Snitch casts Dwayne Johnson as John Matthews, a mild-mannered (!) businessman who takes matters into his own hands after his teenage son (Rafi Gavron’s Jason) is arrested for drug trafficking. With the backing of a tough-minded prosecutor (Susan Sarandon’s Joanne Keeghan) and a grizzled cop (Barry Pepper’s Cooper), John sets out to bring several notorious drug figures to justice (including Michael K. Williams’ Malik and Benjamin Bratt’s El Topo) – with the idea being that the arrest of these nefarious criminals will encourage Sarandon’s character to free John’s son.
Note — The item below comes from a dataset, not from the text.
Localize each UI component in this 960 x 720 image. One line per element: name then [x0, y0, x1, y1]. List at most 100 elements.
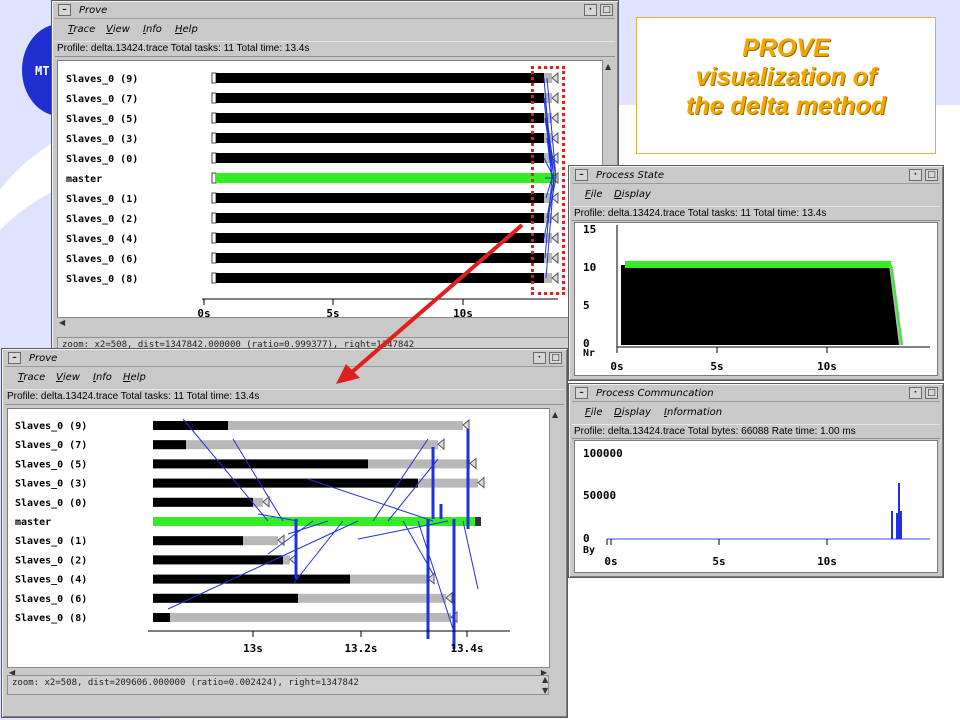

It’s an absurd yet effective setup that is, at the outset, employed to watchable effect by Ric Roman Waugh, with the movie initially receiving plenty of mileage out of Johnson’s expectedly charismatic turn as the central character. (This is despite the fact that the actor is badly miscast, as Johnson is never completely convincing as a salt-of-the-earth everyman.) It’s clear, however, that Waugh’s excessively deliberate sensibilities grow more and more problematic as time progresses, as the viewer is, to an increasingly demonstrative degree, held at arm’s length by the movie’s unreasonably (and incongruously, given the premise) slow pace – with the less-than-engrossing atmosphere compounded by Waugh’s inept handling of the film’s few action sequences (ie there’s an overuse of shaky camerawork here that’s nothing short of disastrous). And although Waugh has sprinkled the proceedings with a handful of compelling sequences (eg Cooper spells out exactly what could happen to John’s family as a result of his exploits), Snitch ultimately comes off as a bargain-basement “thriller” that is, in the end, undone by its laughably sedate execution.